Ve diyoruz ki; ”GELİN, HERKES İÇİN ÖZGÜR VE ADİL BİR DÜNYAYI HEP BERABER KURALIM.”

Çağrımız tüm erdemli insanlaradır.

Bunun yolu; özgün, adil, erdemli, insan fıtratına aykırı düşmeyen ve tüm tarafların katıldığı yeni bir toplumsal sözleşme oluşturmaktan geçmektedir.

Mazlumder Bursa Şubesi olarak bu çerçevede, bir dizi çalışma yapmayı planlıyor ve yapacağımız çalışmalara, kendini sadece bu ülkeden değil, tüm dünyadan sorumlu gören/görmesi gereken adil ve erdemli insanları davet ediyoruz.

Herkesin özgürce düşüncesini ifade edebildiği, inancını serbestçe yayabildiği, hiçbir dini ve etnik kimliğin, başka bir dini ve etnik kimliği baskı altına almadığı, anadilin serbestçe kullanıldığı, eğitim öğretim yapabildiği, meşru hiçbir alanda hiçbir kısıtlamanın yapılmadığı, aydınlık ve özgür bir Türkiye için herkesi ve her kesimi sorumluluk üstlenmeye ve destek olmaya davet ediyoruz.

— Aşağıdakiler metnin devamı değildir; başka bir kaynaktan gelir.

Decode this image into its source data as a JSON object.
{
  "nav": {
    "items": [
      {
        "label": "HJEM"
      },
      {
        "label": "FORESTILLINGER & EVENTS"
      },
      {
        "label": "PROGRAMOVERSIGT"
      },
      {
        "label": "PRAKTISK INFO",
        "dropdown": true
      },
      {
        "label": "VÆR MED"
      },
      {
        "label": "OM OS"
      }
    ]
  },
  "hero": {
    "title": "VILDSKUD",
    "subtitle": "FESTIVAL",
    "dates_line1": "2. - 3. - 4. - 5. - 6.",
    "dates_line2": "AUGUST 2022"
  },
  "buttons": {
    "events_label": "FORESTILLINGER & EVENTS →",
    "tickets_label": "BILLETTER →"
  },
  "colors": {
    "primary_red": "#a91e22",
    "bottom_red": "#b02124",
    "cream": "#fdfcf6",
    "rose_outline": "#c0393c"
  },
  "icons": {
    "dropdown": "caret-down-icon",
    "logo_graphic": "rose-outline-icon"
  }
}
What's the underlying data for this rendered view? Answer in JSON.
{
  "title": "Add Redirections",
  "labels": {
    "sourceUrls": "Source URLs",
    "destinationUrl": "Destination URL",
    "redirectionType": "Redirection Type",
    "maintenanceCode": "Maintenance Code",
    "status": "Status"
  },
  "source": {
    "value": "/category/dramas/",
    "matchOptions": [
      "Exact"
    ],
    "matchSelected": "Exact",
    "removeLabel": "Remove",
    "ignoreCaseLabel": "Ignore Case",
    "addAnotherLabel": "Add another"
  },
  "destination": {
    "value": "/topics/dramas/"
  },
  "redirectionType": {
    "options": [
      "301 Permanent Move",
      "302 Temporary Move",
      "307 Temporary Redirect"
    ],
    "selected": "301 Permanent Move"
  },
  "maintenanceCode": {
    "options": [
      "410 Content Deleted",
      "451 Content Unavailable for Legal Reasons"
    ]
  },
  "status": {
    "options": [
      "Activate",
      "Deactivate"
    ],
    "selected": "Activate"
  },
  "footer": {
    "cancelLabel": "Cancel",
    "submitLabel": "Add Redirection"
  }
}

One thought on “Başörtüsüne özgürlük eylemleri Bursa’da başladı

  • başörtüsü platformlarının yeni halkası olan Bursa’lı kardeşlerimiz, ülkenin yakıcı sorunu olan Kürt meselesini ele alan bir açıklama ile bismillah demişler.somut önerilerin yer aldığı iyi bir metin.
    tebrik ediyoruz. sakarya’dan selam,saygı ve dualarımızı yolluyoruz.